Apa yang lebih mungkin dari trauma adalah implan dagu dapat bergeser atau bergerak. Pergeseran atau migrasi implan dagu adalah komplikasi yang terkenal yang dapat terjadi bahkan tanpa adanya trauma. Oleh karena itu, masuk akal untuk melindungi implan dari potensi tersebut pada pria atau wanita atletik muda. Ini dapat dilakukan dengan fiksasi sekrup sederhana dari implan ke tulang selama operasi.

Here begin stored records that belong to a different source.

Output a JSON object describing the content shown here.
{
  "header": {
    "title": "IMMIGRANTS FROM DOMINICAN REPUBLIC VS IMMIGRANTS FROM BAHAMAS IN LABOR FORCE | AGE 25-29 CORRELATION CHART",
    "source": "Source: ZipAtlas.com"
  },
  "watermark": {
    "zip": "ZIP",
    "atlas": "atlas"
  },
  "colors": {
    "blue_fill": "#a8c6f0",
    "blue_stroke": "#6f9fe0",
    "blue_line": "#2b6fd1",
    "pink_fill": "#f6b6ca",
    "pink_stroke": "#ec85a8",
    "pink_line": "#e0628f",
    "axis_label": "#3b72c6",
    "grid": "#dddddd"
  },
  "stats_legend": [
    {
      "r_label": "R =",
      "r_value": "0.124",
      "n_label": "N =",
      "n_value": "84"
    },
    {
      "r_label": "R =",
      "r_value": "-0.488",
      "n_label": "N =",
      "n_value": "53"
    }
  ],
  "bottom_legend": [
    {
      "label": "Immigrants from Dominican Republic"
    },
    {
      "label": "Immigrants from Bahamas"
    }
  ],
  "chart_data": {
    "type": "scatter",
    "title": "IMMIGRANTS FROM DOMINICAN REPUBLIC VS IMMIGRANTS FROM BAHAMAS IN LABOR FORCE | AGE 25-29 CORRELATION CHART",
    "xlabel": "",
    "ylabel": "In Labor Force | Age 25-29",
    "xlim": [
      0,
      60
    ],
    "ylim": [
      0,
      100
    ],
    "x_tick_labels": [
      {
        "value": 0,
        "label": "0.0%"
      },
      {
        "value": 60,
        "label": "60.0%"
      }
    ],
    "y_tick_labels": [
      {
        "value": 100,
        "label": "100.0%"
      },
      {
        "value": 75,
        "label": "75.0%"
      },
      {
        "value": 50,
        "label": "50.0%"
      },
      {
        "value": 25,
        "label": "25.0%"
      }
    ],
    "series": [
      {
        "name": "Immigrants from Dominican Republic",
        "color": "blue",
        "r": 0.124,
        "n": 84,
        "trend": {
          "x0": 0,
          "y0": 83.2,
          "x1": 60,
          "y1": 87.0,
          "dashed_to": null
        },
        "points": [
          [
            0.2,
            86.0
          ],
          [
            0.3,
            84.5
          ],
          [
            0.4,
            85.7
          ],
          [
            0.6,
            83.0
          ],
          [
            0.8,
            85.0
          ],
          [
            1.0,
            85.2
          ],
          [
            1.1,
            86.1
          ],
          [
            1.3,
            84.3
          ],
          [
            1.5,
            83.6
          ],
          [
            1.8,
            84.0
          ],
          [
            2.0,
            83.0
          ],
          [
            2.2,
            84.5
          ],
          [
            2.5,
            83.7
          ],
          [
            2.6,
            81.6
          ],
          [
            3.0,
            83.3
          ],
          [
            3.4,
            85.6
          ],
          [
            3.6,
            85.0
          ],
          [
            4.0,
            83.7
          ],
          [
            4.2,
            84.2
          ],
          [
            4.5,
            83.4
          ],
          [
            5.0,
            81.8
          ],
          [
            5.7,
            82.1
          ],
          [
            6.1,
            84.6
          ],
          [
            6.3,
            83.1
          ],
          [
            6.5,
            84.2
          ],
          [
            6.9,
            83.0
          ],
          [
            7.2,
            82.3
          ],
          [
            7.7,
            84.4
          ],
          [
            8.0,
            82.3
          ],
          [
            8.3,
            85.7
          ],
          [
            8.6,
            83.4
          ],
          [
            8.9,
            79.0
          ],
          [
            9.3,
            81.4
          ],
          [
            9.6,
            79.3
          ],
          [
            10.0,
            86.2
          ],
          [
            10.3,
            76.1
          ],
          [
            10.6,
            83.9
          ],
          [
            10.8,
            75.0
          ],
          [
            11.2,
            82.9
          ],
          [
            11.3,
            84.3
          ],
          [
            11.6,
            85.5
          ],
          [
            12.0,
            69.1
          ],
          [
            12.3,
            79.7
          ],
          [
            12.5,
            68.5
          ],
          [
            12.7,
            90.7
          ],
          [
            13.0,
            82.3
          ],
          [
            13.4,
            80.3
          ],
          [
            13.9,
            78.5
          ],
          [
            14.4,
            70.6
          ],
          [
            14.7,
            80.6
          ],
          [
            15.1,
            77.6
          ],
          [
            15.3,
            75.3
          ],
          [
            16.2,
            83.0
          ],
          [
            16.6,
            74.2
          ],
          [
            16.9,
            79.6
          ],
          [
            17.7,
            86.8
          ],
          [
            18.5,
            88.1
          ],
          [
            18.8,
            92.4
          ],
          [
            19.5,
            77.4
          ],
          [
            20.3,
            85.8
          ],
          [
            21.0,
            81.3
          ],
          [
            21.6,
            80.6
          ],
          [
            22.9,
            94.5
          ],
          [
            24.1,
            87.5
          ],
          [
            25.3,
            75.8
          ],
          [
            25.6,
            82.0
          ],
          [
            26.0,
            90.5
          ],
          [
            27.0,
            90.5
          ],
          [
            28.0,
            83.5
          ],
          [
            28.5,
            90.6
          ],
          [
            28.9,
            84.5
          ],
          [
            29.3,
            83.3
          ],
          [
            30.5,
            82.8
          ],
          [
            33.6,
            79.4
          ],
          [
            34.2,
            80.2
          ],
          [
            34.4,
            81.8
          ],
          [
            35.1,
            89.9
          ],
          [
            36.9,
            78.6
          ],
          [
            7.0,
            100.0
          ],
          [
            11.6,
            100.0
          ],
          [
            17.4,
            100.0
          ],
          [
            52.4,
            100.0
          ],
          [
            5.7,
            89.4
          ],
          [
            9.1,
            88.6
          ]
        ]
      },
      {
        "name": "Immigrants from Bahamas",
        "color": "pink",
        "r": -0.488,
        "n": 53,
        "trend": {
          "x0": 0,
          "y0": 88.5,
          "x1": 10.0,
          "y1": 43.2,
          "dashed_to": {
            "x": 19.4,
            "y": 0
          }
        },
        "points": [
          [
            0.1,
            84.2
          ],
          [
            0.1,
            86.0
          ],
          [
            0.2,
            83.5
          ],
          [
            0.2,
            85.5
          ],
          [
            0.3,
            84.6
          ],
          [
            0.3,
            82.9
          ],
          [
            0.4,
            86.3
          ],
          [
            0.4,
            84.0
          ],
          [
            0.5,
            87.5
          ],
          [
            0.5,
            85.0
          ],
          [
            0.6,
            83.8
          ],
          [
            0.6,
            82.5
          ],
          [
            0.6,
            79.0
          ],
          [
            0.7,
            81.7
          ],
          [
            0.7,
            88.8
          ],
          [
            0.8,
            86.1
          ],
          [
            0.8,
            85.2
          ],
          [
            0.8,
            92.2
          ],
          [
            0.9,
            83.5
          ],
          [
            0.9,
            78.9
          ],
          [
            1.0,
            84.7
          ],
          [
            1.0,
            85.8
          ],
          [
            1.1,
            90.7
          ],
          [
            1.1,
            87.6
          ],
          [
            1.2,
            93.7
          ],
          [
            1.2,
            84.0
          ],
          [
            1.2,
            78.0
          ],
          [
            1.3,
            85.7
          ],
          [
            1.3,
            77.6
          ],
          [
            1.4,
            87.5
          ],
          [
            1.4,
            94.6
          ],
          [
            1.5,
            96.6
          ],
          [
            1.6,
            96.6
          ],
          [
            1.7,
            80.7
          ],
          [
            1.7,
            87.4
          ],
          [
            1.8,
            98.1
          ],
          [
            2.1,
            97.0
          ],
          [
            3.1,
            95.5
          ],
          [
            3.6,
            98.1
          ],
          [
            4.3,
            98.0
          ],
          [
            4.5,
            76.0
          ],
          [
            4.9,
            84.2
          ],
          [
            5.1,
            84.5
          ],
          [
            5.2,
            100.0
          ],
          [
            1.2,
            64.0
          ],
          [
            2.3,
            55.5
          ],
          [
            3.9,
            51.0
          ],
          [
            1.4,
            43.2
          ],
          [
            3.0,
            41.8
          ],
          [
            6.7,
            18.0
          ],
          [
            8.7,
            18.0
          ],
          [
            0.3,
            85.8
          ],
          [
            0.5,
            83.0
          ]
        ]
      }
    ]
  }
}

Sekrup dapat dengan mudah ditempatkan melalui implan ke tulang di bawahnya. Tetapi satu sekrup dapat bertindak sebagai titik pivot. Oleh karena itu, dua sekrup yang ditempatkan secara parasagital akan membuatnya hampir tidak mungkin untuk berpindah posisi setelah operasi. Orang dapat berargumen bahwa satu sekrup garis tengah mungkin sama memadainya, tetapi menempatkan dua sekrup sebagai satu sama mudahnya.

Jika pasien khawatir tentang risiko masalah implan dagu dari partisipasi atletik, fiksasi sekrup adalah tindakan pencegahan sederhana. Mereka dapat dengan mudah ditempatkan apakah implan ditempatkan dari dalam mulut atau di bawah dagu.